Summit School District Superintendent Tony Byrd and Chief Financial Officer Kara Drake brought Frisco Town Council into the district's long-range planning process on March 10, presenting work completed so far on a 10 Year Facilities Master Plan built to address declining enrollment, aging buildings, and rising operational costs.
The plan, described by district officials as "proactive and student-focused," is designed to help the district avoid larger expenses and more difficult decisions down the road. Byrd and Drake were explicit that no formal decisions have been made yet; their appearance before council was a feedback-gathering exercise, with the two seeking opinions, alternatives, and community reactions to the plan's progress.
The groundwork for the presentation was laid over several months. The district invited parents, guardians, staff, and community leaders to join a Master Planning Committee in fall 2025, open to anyone who expressed interest. The committee met four recorded times, on October 8, November 12, and December 17 of 2025, and January 21 of this year, before delivering its recommendations in February 2026.
Those recommendations center on consolidation. The committee proposed combining Breckenridge Elementary with Upper Blue Elementary, a merger that would require constructing seven additional classrooms. The committee also recommended continuing to monitor enrollment at Summit Cove Elementary. A contingency recommendation addressed preschool programming: if funding to expand Breckenridge Elementary does not materialize, the committee proposed relocating those preschool classes to Frisco Elementary.

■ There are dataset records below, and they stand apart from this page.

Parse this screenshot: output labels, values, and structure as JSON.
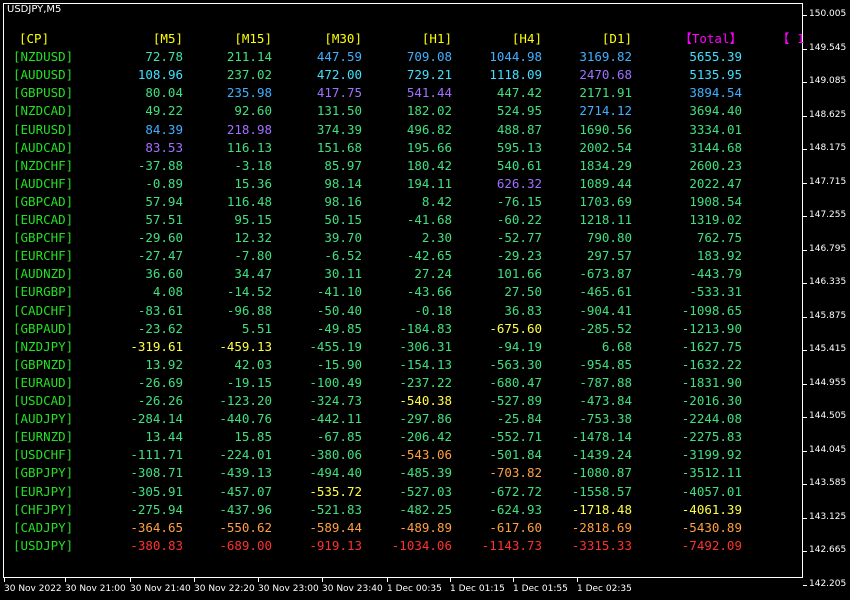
{
  "title": "USDJPY,M5",
  "headers": [
    "[CP]",
    "[M5]",
    "[M15]",
    "[M30]",
    "[H1]",
    "[H4]",
    "[D1]",
    "【Total】",
    "【 1"
  ],
  "header_colors": [
    "#ffff00",
    "#ffff00",
    "#ffff00",
    "#ffff00",
    "#ffff00",
    "#ffff00",
    "#ffff00",
    "#ff00ff",
    "#ff00ff"
  ],
  "rows": [
    {
      "pair": "[NZDUSD]",
      "values": [
        "72.78",
        "211.14",
        "447.59",
        "709.08",
        "1044.98",
        "3169.82",
        "5655.39"
      ],
      "colors": [
        "#40e0b0",
        "#40e080",
        "#40b0ff",
        "#40b0ff",
        "#40b0ff",
        "#40b0ff",
        "#40e0ff"
      ]
    },
    {
      "pair": "[AUDUSD]",
      "values": [
        "108.96",
        "237.02",
        "472.00",
        "729.21",
        "1118.09",
        "2470.68",
        "5135.95"
      ],
      "colors": [
        "#40e0ff",
        "#40e080",
        "#40e0ff",
        "#40e0ff",
        "#40e0ff",
        "#a070ff",
        "#40e0ff"
      ]
    },
    {
      "pair": "[GBPUSD]",
      "values": [
        "80.04",
        "235.98",
        "417.75",
        "541.44",
        "447.42",
        "2171.91",
        "3894.54"
      ],
      "colors": [
        "#40e080",
        "#40b0ff",
        "#a070ff",
        "#a070ff",
        "#40e080",
        "#40e080",
        "#40b0ff"
      ]
    },
    {
      "pair": "[NZDCAD]",
      "values": [
        "49.22",
        "92.60",
        "131.50",
        "182.02",
        "524.95",
        "2714.12",
        "3694.40"
      ],
      "colors": [
        "#40e080",
        "#40e080",
        "#40e080",
        "#40e080",
        "#40e080",
        "#40b0ff",
        "#40e080"
      ]
    },
    {
      "pair": "[EURUSD]",
      "values": [
        "84.39",
        "218.98",
        "374.39",
        "496.82",
        "488.87",
        "1690.56",
        "3334.01"
      ],
      "colors": [
        "#40b0ff",
        "#a070ff",
        "#40e080",
        "#40e080",
        "#40e080",
        "#40e080",
        "#40e080"
      ]
    },
    {
      "pair": "[AUDCAD]",
      "values": [
        "83.53",
        "116.13",
        "151.68",
        "195.66",
        "595.13",
        "2002.54",
        "3144.68"
      ],
      "colors": [
        "#a070ff",
        "#40e080",
        "#40e080",
        "#40e080",
        "#40e080",
        "#40e080",
        "#40e080"
      ]
    },
    {
      "pair": "[NZDCHF]",
      "values": [
        "-37.88",
        "-3.18",
        "85.97",
        "180.42",
        "540.61",
        "1834.29",
        "2600.23"
      ],
      "colors": [
        "#40e080",
        "#40e080",
        "#40e080",
        "#40e080",
        "#40e080",
        "#40e080",
        "#40e080"
      ]
    },
    {
      "pair": "[AUDCHF]",
      "values": [
        "-0.89",
        "15.36",
        "98.14",
        "194.11",
        "626.32",
        "1089.44",
        "2022.47"
      ],
      "colors": [
        "#40e080",
        "#40e080",
        "#40e080",
        "#40e080",
        "#a070ff",
        "#40e080",
        "#40e080"
      ]
    },
    {
      "pair": "[GBPCAD]",
      "values": [
        "57.94",
        "116.48",
        "98.16",
        "8.42",
        "-76.15",
        "1703.69",
        "1908.54"
      ],
      "colors": [
        "#40e080",
        "#40e080",
        "#40e080",
        "#40e080",
        "#40e080",
        "#40e080",
        "#40e080"
      ]
    },
    {
      "pair": "[EURCAD]",
      "values": [
        "57.51",
        "95.15",
        "50.15",
        "-41.68",
        "-60.22",
        "1218.11",
        "1319.02"
      ],
      "colors": [
        "#40e080",
        "#40e080",
        "#40e080",
        "#40e080",
        "#40e080",
        "#40e080",
        "#40e080"
      ]
    },
    {
      "pair": "[GBPCHF]",
      "values": [
        "-29.60",
        "12.32",
        "39.70",
        "2.30",
        "-52.77",
        "790.80",
        "762.75"
      ],
      "colors": [
        "#40e080",
        "#40e080",
        "#40e080",
        "#40e080",
        "#40e080",
        "#40e080",
        "#40e080"
      ]
    },
    {
      "pair": "[EURCHF]",
      "values": [
        "-27.47",
        "-7.80",
        "-6.52",
        "-42.65",
        "-29.23",
        "297.57",
        "183.92"
      ],
      "colors": [
        "#40e080",
        "#40e080",
        "#40e080",
        "#40e080",
        "#40e080",
        "#40e080",
        "#40e080"
      ]
    },
    {
      "pair": "[AUDNZD]",
      "values": [
        "36.60",
        "34.47",
        "30.11",
        "27.24",
        "101.66",
        "-673.87",
        "-443.79"
      ],
      "colors": [
        "#40e080",
        "#40e080",
        "#40e080",
        "#40e080",
        "#40e080",
        "#40e080",
        "#40e080"
      ]
    },
    {
      "pair": "[EURGBP]",
      "values": [
        "4.08",
        "-14.52",
        "-41.10",
        "-43.66",
        "27.50",
        "-465.61",
        "-533.31"
      ],
      "colors": [
        "#40e080",
        "#40e080",
        "#40e080",
        "#40e080",
        "#40e080",
        "#40e080",
        "#40e080"
      ]
    },
    {
      "pair": "[CADCHF]",
      "values": [
        "-83.61",
        "-96.88",
        "-50.40",
        "-0.18",
        "36.83",
        "-904.41",
        "-1098.65"
      ],
      "colors": [
        "#40e080",
        "#40e080",
        "#40e080",
        "#40e080",
        "#40e080",
        "#40e080",
        "#40e080"
      ]
    },
    {
      "pair": "[GBPAUD]",
      "values": [
        "-23.62",
        "5.51",
        "-49.85",
        "-184.83",
        "-675.60",
        "-285.52",
        "-1213.90"
      ],
      "colors": [
        "#40e080",
        "#40e080",
        "#40e080",
        "#40e080",
        "#ffff40",
        "#40e080",
        "#40e080"
      ]
    },
    {
      "pair": "[NZDJPY]",
      "values": [
        "-319.61",
        "-459.13",
        "-455.19",
        "-306.31",
        "-94.19",
        "6.68",
        "-1627.75"
      ],
      "colors": [
        "#ffff40",
        "#ffff40",
        "#40e080",
        "#40e080",
        "#40e080",
        "#40e080",
        "#40e080"
      ]
    },
    {
      "pair": "[GBPNZD]",
      "values": [
        "13.92",
        "42.03",
        "-15.90",
        "-154.13",
        "-563.30",
        "-954.85",
        "-1632.22"
      ],
      "colors": [
        "#40e080",
        "#40e080",
        "#40e080",
        "#40e080",
        "#40e080",
        "#40e080",
        "#40e080"
      ]
    },
    {
      "pair": "[EURAUD]",
      "values": [
        "-26.69",
        "-19.15",
        "-100.49",
        "-237.22",
        "-680.47",
        "-787.88",
        "-1831.90"
      ],
      "colors": [
        "#40e080",
        "#40e080",
        "#40e080",
        "#40e080",
        "#40e080",
        "#40e080",
        "#40e080"
      ]
    },
    {
      "pair": "[USDCAD]",
      "values": [
        "-26.26",
        "-123.20",
        "-324.73",
        "-540.38",
        "-527.89",
        "-473.84",
        "-2016.30"
      ],
      "colors": [
        "#40e080",
        "#40e080",
        "#40e080",
        "#ffff40",
        "#40e080",
        "#40e080",
        "#40e080"
      ]
    },
    {
      "pair": "[AUDJPY]",
      "values": [
        "-284.14",
        "-440.76",
        "-442.11",
        "-297.86",
        "-25.84",
        "-753.38",
        "-2244.08"
      ],
      "colors": [
        "#40e080",
        "#40e080",
        "#40e080",
        "#40e080",
        "#40e080",
        "#40e080",
        "#40e080"
      ]
    },
    {
      "pair": "[EURNZD]",
      "values": [
        "13.44",
        "15.85",
        "-67.85",
        "-206.42",
        "-552.71",
        "-1478.14",
        "-2275.83"
      ],
      "colors": [
        "#40e080",
        "#40e080",
        "#40e080",
        "#40e080",
        "#40e080",
        "#40e080",
        "#40e080"
      ]
    },
    {
      "pair": "[USDCHF]",
      "values": [
        "-111.71",
        "-224.01",
        "-380.06",
        "-543.06",
        "-501.84",
        "-1439.24",
        "-3199.92"
      ],
      "colors": [
        "#40e080",
        "#40e080",
        "#40e080",
        "#ffa040",
        "#40e080",
        "#40e080",
        "#40e080"
      ]
    },
    {
      "pair": "[GBPJPY]",
      "values": [
        "-308.71",
        "-439.13",
        "-494.40",
        "-485.39",
        "-703.82",
        "-1080.87",
        "-3512.11"
      ],
      "colors": [
        "#40e080",
        "#40e080",
        "#40e080",
        "#40e080",
        "#ffa040",
        "#40e080",
        "#40e080"
      ]
    },
    {
      "pair": "[EURJPY]",
      "values": [
        "-305.91",
        "-457.07",
        "-535.72",
        "-527.03",
        "-672.72",
        "-1558.57",
        "-4057.01"
      ],
      "colors": [
        "#40e080",
        "#40e080",
        "#ffff40",
        "#40e080",
        "#40e080",
        "#40e080",
        "#40e080"
      ]
    },
    {
      "pair": "[CHFJPY]",
      "values": [
        "-275.94",
        "-437.96",
        "-521.83",
        "-482.25",
        "-624.93",
        "-1718.48",
        "-4061.39"
      ],
      "colors": [
        "#40e080",
        "#40e080",
        "#40e080",
        "#40e080",
        "#40e080",
        "#ffff40",
        "#ffff40"
      ]
    },
    {
      "pair": "[CADJPY]",
      "values": [
        "-364.65",
        "-550.62",
        "-589.44",
        "-489.89",
        "-617.60",
        "-2818.69",
        "-5430.89"
      ],
      "colors": [
        "#ffa040",
        "#ffa040",
        "#ffa040",
        "#ffa040",
        "#ffa040",
        "#ffa040",
        "#ffa040"
      ]
    },
    {
      "pair": "[USDJPY]",
      "values": [
        "-380.83",
        "-689.00",
        "-919.13",
        "-1034.06",
        "-1143.73",
        "-3315.33",
        "-7492.09"
      ],
      "colors": [
        "#ff3030",
        "#ff3030",
        "#ff3030",
        "#ff3030",
        "#ff3030",
        "#ff3030",
        "#ff3030"
      ]
    }
  ],
  "price_axis": [
    "150.005",
    "149.545",
    "149.085",
    "148.625",
    "148.175",
    "147.715",
    "147.255",
    "146.795",
    "146.335",
    "145.875",
    "145.415",
    "144.955",
    "144.505",
    "144.045",
    "143.585",
    "143.125",
    "142.665",
    "142.205"
  ],
  "time_axis": [
    "30 Nov 2022",
    "30 Nov 21:00",
    "30 Nov 21:40",
    "30 Nov 22:20",
    "30 Nov 23:00",
    "30 Nov 23:40",
    "1 Dec 00:35",
    "1 Dec 01:15",
    "1 Dec 01:55",
    "1 Dec 02:35"
  ]
}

Housing development data was woven into the planning process to help project where future students might live. Four projects factored into the analysis: the Runway Project in Breckenridge, which includes 35 deed-restricted homes near Upper Blue Elementary; Keystone-area workforce housing, comprising recently completed and planned units aimed at local employees and families; Lake Hill in Frisco, a large multi-phase development with potential long-term enrollment implications; and Smith Ranch in Silverthorne, a completed project credited with stabilizing enrollment at Silverthorne Elementary. District planners noted that while these developments inform long-range projections, they do not on their own reverse the districtwide trend of declining student numbers.

The committee drew its membership from a broad cross-section of the community. Among those who participated were Lynn Ryckman of Vail Resorts, architect Matt Porta, Finance Committee member Stan Katz, principals Todd Kirkendall and Kendra Carpenter, Special Education Coordinator Ellen Clark, Colorado Mountain College representative Bethany Springer, and Tom Fisher in his capacity as the Town of Frisco's representative. Fisher also serves as Frisco's town manager and regularly narrates the town's "Catch Up with Council" video recaps of council meetings.
The March 10 meeting also included a discussion on energy, fire code, and commercial and residential building code updates, though the town's March 11 recap did not detail any specific votes or outcomes from that portion of the agenda.
With the committee's February recommendations now in hand and community input still being gathered, the district's next steps on facilities remain unresolved pending funding availability and further deliberation by the school board.